Comme cela est souvent le cas avec de nouveaux modèles, la capacité de traitement du iPhone 5 a été nettement améliorée, lui permettant d'être potentiellement deux fois plus rapide que l'iPhone 4S. Mais dans les faits, les programmeurs n'ont pas encore eu la chance de tirer profit de cette puissance supplémentaire et l'iPhone 5 n'est donc pas réellement plus rapide que son prédécesseur. Les applications et le fureteur Web réagissent toutefois nettement plus promptement.

Cette navigation en ligne améliorée découle en partie de la capacité du téléphone à exploiter un nouveau type de réseau haute vitesse appelé LTE, qui représente une amélioration importante par rapport au réseau 3G. Dans les meilleures conditions, le LTE pulvérise la majorité des connexions Internet résidentielles. Cette vitesse fulgurante n'est pas toujours évidente, mais sa présence est immanquable quand vient le temps de visionner des vidéos qui apparaissent instantanément, sans la moindre mise en tampon.

L'iPhone 5 n'est pas sans ses défauts. Il utilise ainsi un nouveau connecteur qui rend tous les accessoires précédents inutilisables à moins d'acheter un adapteur qui coûte environ 35 $ (en attendant que des adapteurs génériques moins dispendieux arrivent sur le marché). D'autres ont également décrié qu'Apple ait abandonné le service de cartographie Google Maps au profit d'un autre fournisseur possiblement moins fiable, mais ce service est en réalité tout à fait acceptable. Ceux qui désirent absolument utiliser Google Maps n'auront qu'à y accéder par le biais du fureteur.
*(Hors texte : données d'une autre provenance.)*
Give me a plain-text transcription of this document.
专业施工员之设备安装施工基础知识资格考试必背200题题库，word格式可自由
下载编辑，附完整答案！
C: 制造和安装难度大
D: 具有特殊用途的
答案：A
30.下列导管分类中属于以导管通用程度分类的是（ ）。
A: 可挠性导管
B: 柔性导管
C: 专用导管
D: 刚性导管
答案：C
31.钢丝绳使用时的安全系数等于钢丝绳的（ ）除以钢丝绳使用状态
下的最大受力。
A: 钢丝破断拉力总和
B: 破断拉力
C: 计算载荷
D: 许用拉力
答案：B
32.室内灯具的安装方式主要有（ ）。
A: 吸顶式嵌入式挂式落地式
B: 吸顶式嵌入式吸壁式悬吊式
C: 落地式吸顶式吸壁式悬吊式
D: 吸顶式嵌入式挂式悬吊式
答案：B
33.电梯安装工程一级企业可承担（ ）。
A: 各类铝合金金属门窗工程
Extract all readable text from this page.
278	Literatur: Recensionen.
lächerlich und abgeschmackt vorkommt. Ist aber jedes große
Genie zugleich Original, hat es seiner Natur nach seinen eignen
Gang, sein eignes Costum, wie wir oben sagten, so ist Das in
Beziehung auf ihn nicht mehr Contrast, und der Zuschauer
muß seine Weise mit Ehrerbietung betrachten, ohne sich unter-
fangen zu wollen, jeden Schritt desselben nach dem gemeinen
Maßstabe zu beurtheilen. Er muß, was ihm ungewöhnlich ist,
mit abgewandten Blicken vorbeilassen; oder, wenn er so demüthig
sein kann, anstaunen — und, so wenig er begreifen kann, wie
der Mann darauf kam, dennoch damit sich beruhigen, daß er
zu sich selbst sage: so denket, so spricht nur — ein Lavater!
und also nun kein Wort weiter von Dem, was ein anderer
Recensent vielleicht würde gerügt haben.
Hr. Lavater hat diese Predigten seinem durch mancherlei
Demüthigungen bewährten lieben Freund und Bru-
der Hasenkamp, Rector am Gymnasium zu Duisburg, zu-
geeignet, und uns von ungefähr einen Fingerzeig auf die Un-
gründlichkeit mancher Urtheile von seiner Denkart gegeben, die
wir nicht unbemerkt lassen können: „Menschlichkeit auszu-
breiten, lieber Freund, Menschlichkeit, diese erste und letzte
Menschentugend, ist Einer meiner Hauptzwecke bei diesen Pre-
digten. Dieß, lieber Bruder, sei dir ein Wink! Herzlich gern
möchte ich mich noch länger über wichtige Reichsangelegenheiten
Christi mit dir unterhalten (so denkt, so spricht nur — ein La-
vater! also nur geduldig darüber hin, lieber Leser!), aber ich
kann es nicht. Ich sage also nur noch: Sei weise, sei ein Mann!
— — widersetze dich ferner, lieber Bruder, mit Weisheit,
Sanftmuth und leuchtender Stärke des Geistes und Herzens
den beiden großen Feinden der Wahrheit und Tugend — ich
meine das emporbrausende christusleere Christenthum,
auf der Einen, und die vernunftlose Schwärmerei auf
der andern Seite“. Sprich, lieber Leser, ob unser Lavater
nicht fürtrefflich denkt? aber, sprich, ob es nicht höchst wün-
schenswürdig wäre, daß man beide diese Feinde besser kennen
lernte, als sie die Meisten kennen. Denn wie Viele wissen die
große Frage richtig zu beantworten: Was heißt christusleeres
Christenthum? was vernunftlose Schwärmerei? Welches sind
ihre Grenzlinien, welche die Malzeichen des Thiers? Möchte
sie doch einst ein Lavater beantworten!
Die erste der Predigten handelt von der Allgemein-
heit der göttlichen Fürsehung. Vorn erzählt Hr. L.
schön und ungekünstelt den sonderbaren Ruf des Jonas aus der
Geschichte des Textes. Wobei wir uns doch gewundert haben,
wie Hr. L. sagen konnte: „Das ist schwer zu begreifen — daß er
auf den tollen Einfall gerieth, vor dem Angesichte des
Quant à Siri, l'assistante personnelle virtuelle d'Apple, sa prestation sur l'iPhone 5 est inégale. Siri peine ainsi parfois à reconnaître certains mots, mais sa performance quand vient le temps de dicter un courriel est impressionnante. Apple précise toutefois que Siri n'est pas un produit fini et que son développement se poursuit.

Cela étant dit, les iPhones 4 et 4S ont encore leur place sur le marché. Tous deux peuvent utiliser le nouveau système d'exploitation iOS 6, même si certaines particularités ne fonctionneront pas sur le 4. Certains partisans d'Apple auront toujours besoin du modèle le plus récent et leur décision de passer au iPhone 5 est déjà prise. Ceux qui ont récemment acheté un iPhone 4S pourront vouloir prendre leur mal en patience en attendant le prochain bébé d'Apple, l'an prochain.

Pour ceux qui cherchent un nouveau téléphone, il vaut la peine de jeter un coup d'oeil du côté des deux modèles précédents. L'iPhone 4S peut faire pratiquement tout ce que l'iPhone 5 peut faire, mais un peu plus lentement. Il est aussi incapable de se brancher au réseau LTE, mais il ne coûte qu'environ 80 $ avec un contrat de trois ans.

Quant au iPhone 4, il est essentiellement gratuit avec un contrat de trois ans. Les deux fonctionnalités manquantes les plus importantes, Siri et Facetime, ne sont certainement pas essentielles.

Et gardons en tête que l'iPhone n'est qu'un téléphone.